Körperschaftsteuer Einkommensteuer/Lohnsteuer/Kirchensteuer

 

Leitsatz (amtlich)

Die Schachtelvergünstigungen des § 9 Abs. 1 KStG 1955 gilt auch für beschränkt steuerpflichtige Betriebe einer inländischen Körperschaft des öffentlichen Rechts. Soweit sich aus dem Urteil des Bundesfinanzhofs I 63/59 U vom 20. September 1960 (BStBl 1961 III S. 341) etwas anderes ergibt, hält der Senat an dieser Entscheidung nicht fest.

Die Deutsche Bundesbahn unterliegt als schachtelbegünstigter beschränkt steuerpflichtiger Betrieb einer inländischen Körperschaft des öffentlichen Rechts der Nachsteuer (ß 9 Abs. 3 und 4 KStG 1955).

 

Normenkette

KStG § 4 Abs. 1 Nr. 1, Abs. 2, § 4/3, § 9; EStG § 43/1/1, § 44 Abs. 1 Ziff. 1

 

Tatbestand

Streitig ist, ob einem von der Körperschaftsteuer befreiten Betrieb einer inländischen Körperschaft des öffentlichen Rechts (im folgenden Betrieb) das Schachtelprivileg des § 9 Abs. 1 KStG 1955 zusteht und von der an den Betrieb ausgeschütteten Dividende ein Steuerabzug vorzunehmen ist.

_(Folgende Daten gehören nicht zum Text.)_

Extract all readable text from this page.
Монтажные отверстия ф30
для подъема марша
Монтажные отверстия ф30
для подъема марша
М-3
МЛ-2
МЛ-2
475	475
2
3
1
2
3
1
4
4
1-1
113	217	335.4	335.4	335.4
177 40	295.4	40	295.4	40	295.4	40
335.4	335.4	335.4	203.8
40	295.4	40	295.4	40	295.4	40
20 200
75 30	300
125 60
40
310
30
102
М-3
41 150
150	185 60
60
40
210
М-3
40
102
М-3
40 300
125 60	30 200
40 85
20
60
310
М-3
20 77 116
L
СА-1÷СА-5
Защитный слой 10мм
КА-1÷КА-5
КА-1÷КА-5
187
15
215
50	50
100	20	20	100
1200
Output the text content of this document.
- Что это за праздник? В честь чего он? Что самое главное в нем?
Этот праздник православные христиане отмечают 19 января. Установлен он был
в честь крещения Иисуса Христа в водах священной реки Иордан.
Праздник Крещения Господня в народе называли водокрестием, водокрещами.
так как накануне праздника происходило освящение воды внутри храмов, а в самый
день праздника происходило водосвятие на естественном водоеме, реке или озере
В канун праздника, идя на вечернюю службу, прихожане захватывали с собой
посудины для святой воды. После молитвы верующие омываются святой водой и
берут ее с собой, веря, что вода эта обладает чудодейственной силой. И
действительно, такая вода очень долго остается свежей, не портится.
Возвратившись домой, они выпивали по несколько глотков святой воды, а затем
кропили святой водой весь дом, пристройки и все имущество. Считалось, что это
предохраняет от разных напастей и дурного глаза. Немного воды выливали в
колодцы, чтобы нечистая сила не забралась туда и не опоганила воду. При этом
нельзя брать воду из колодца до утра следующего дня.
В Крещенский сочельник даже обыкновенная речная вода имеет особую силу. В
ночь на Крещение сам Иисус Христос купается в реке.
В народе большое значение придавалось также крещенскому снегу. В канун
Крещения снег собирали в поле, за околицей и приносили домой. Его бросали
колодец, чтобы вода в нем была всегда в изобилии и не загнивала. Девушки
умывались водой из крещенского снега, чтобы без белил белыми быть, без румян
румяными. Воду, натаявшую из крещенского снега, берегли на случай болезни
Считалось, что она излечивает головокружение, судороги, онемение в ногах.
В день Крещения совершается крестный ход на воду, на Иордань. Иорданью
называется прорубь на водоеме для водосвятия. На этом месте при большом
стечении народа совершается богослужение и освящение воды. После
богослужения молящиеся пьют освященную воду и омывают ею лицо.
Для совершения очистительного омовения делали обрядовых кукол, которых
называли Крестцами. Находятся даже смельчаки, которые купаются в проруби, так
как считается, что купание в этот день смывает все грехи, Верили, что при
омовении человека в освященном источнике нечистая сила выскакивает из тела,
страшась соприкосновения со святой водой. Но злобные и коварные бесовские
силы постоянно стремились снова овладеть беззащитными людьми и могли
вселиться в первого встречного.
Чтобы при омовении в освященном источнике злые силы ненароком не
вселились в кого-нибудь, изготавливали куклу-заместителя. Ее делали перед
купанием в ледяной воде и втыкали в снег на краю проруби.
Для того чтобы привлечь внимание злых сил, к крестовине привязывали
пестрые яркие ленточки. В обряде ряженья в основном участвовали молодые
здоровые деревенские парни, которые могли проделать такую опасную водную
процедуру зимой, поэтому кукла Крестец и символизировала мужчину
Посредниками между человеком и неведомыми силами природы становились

Die unbeschränkt steuerpflichtige GmbH schüttete für ihr Wirtschaftsjahr 1956 im Kalenderjahr 1957 an ihre zu 60 v. H. beteiligte Gesellschafterin, die Deutsche Bundesbahn, 7.200 DM an Dividenden aus und behandelte diese Ausschüttung bei ihrer Körperschaftsteuererklärung als berücksichtigungsfähige Ausschüttungen im Sinne des § 19 Abs. 3 KStG 1955. Die GmbH nahm unter Hinweis auf § 9 Abs. 4 KStG einen Steuerabzug von 15 v. H. 1.080 DM vor. Durch den angefochtenen Haftungsbescheid forderte das Finanzamt von der GmbH die Abführung einer weiteren Kapitalertragsteuer von 720 DM. Es war der Auffassung, daß der Deutschen Bundesbahn das Schachtelprivileg nach § 9 Abs. 1 KStG nicht zustehe und deshalb nach § 44 Abs. 1 Ziff. 1 EStG 1955 ein Steuerabzug von 25. v. H. vorzunehmen sei, für den die GmbH hafte.

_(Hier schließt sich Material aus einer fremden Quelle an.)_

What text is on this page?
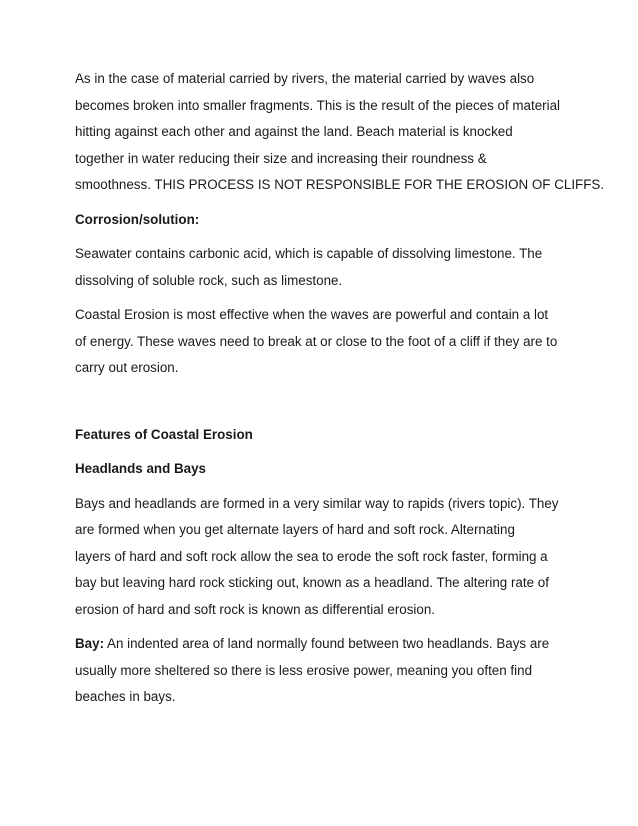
As in the case of material carried by rivers, the material carried by waves also
becomes broken into smaller fragments. This is the result of the pieces of material
hitting against each other and against the land. Beach material is knocked
together in water reducing their size and increasing their roundness &
smoothness. THIS PROCESS IS NOT RESPONSIBLE FOR THE EROSION OF CLIFFS.
Corrosion/solution:
Seawater contains carbonic acid, which is capable of dissolving limestone. The
dissolving of soluble rock, such as limestone.
Coastal Erosion is most effective when the waves are powerful and contain a lot
of energy. These waves need to break at or close to the foot of a cliff if they are to
carry out erosion.
Features of Coastal Erosion
Headlands and Bays
Bays and headlands are formed in a very similar way to rapids (rivers topic). They
are formed when you get alternate layers of hard and soft rock. Alternating
layers of hard and soft rock allow the sea to erode the soft rock faster, forming a
bay but leaving hard rock sticking out, known as a headland. The altering rate of
erosion of hard and soft rock is known as differential erosion.
Bay: An indented area of land normally found between two headlands. Bays are
usually more sheltered so there is less erosive power, meaning you often find
beaches in bays.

Die GmbH hält die Deutsche Bundesbahn für einen Betrieb einer inländischen Körperschaft des öffentlichen Rechts im Sinne des § 9 Abs. 1 KStG, dem das Schachtelprivileg des § 9 Abs. 1 KStG zustehe. Darauf folge nach § 9 Abs. 2 KStG, daß sie keinen Steuerabzug vom Kapitalertrag vorzunehmen habe.

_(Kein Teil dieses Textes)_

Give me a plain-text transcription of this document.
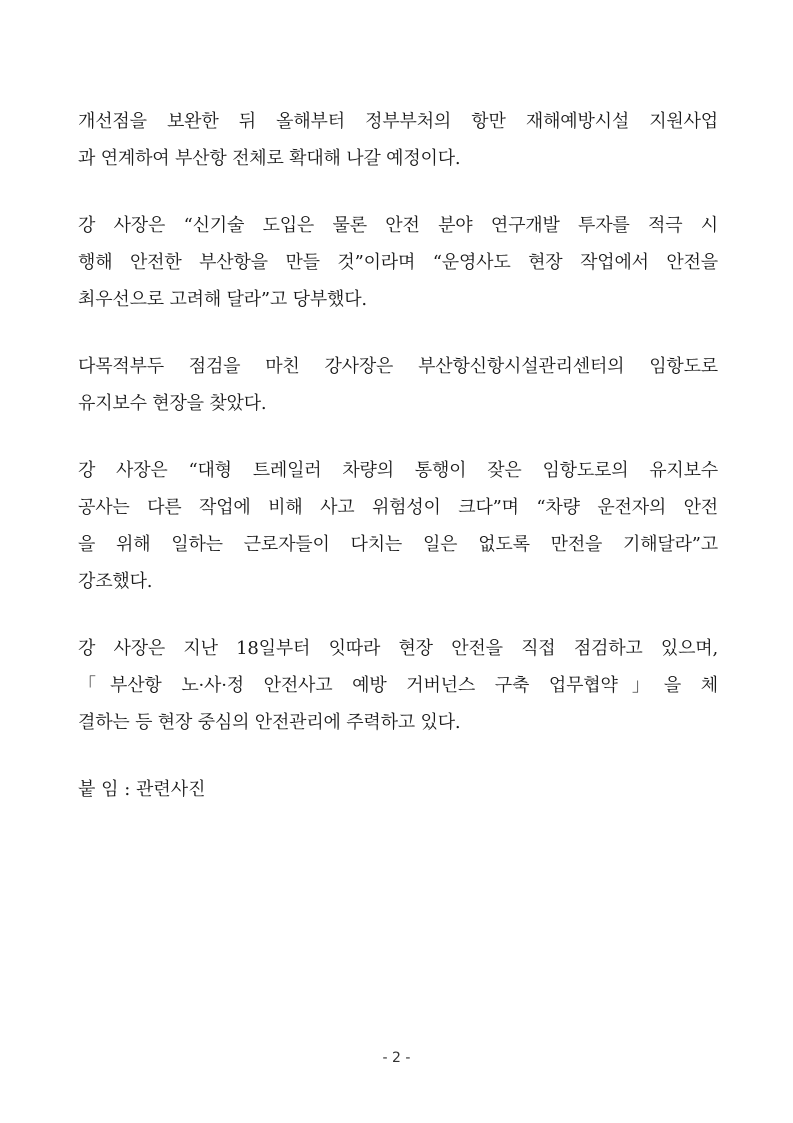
개선점을 보완한 뒤 올해부터 정부부처의 항만 재해예방시설 지원사업
과 연계하여 부산항 전체로 확대해 나갈 예정이다.
강 사장은 “신기술 도입은 물론 안전 분야 연구개발 투자를 적극 시
행해 안전한 부산항을 만들 것”이라며 “운영사도 현장 작업에서 안전을
최우선으로 고려해 달라”고 당부했다.
다목적부두 점검을 마친 강사장은 부산항신항시설관리센터의 임항도로
유지보수 현장을 찾았다.
강 사장은 “대형 트레일러 차량의 통행이 잦은 임항도로의 유지보수
공사는 다른 작업에 비해 사고 위험성이 크다”며 “차량 운전자의 안전
을 위해 일하는 근로자들이 다치는 일은 없도록 만전을 기해달라”고
강조했다.
강 사장은 지난 18일부터 잇따라 현장 안전을 직접 점검하고 있으며,
「부산항 노·사·정 안전사고 예방 거버넌스 구축 업무협약」을 체
결하는 등 현장 중심의 안전관리에 주력하고 있다.
붙 임 : 관련사진
- 2 -
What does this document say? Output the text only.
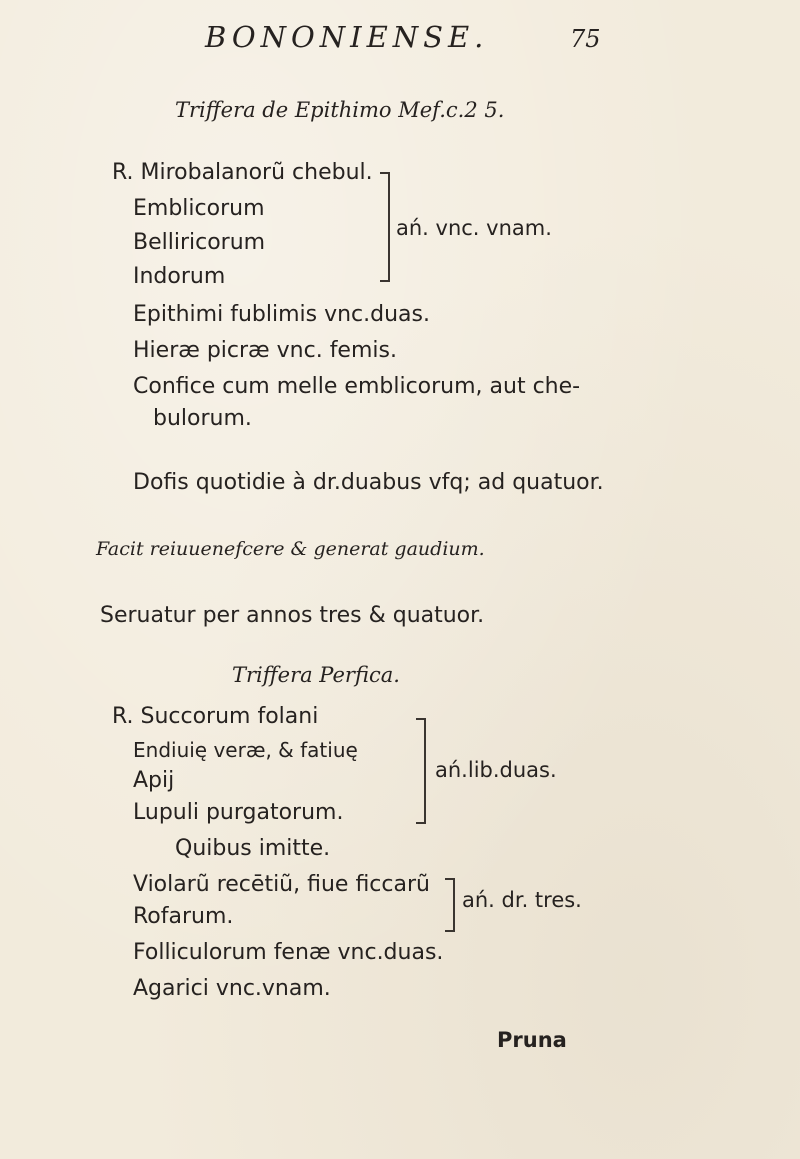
BONONIENSE.	75
Triffera de Epithimo Mef.c.2 5.
R. Mirobalanorũ chebul.
Emblicorum
Belliricorum
Indorum
ań. vnc. vnam.
Epithimi fublimis vnc.duas.
Hieræ picræ vnc. femis.
Confice cum melle emblicorum, aut che-
bulorum.
Dofis quotidie à dr.duabus vfq; ad quatuor.
Facit reiuuenefcere & generat gaudium.
Seruatur per annos tres & quatuor.
Triffera Perfica.
R. Succorum folani
Endiuię veræ, & fatiuę
Apij
Lupuli purgatorum.
ań.lib.duas.
Quibus imitte.
Violarũ recētiũ, fiue ficcarũ
Rofarum.
ań. dr. tres.
Folliculorum fenæ vnc.duas.
Agarici vnc.vnam.
Pruna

Das Finanzgericht hob auf die Sprungberufung der GmbH den Haftungsbescheid auf und setzte die Kapitalertragsteuer auf 0 DM fest. Es begründete seine Entscheidung wie folgt. Die Deutsche Bundesbahn sei ein von der Körperschaftsteuer befreiter Betrieb gewerblicher Art einer öffentlich-rechtlichen Körperschaft. Nach dem Urteil des Reichsfinanzhofs I A 383/36 vom 16. März 1937 (RStBl 1937 S. 629, Slg. Bd. 41 S. 153) stehe auch den nicht unbeschränkt steuerpflichtigen Betrieben öffentlich-rechtlicher Körperschaften (dort handle es sich um eine Staatsbank) das Schachtelprivileg nach § 9 Abs. 3 in Verbindung mit Abs. 1 KStG 1934 zu. An dieser Rechtslage habe sich durch die Neufassung des § 9 KStG durch das Gesetz zur Neuordnung von Steuern vom 16. Dezember 1954 (BGBl 1954 I S. 373, BStBl 1954 I S. 575) nichts geändert. Durch dieses Gesetz seien die Betriebe inländischer öffentlich-rechtlicher Körperschaften lediglich von der Behandlung des Schachtelprivilegs des Bundes, der Länder, der Gemeinden und der Gemeindeverbände getrennt und den unbeschränkt steuerpflichtigen Körperschaften und unbeschränkt steuerpflichtigen Versicherungsvereinen a. G. durch Aufnahme in § 9 Abs. 1 KStG gleichgestellt worden. Auch aus dem jetzigen Wortlaut des § 9 Abs. 1 KStG ergebe sich, daß anders als bei Kapitalgesellschaften und Versicherungsvereinen a. G. bei Betrieben inländischer öffentlich-rechtlicher Körperschaften die unbeschränkte Steuerpflicht nicht Voraussetzung des Schachtelprivilegs sei. Das Finanzamt könne sich nicht auf das Urteil des Bundesfinanzhofs I 313/55 U vom 13. März 1956 (BStBl 1956 III S. 155, Slg. Bd. 62 S. 419) berufen. Dieses Urteil befasse sich lediglich mit der Frage, ob eine nach § 4 Abs. 1 KStG von der Körperschaftsteuer befreite Kapitalgesellschaft die Schachtelvergünstigung für empfangene Gewinnanteile in Anspruch nehmen könne. Mit Gewinnausschüttungen an Betriebe inländischer öffentlich-rechtlicher Körperschaften habe sich der Bundesfinanzhof in diesem Urteil nicht befaßt.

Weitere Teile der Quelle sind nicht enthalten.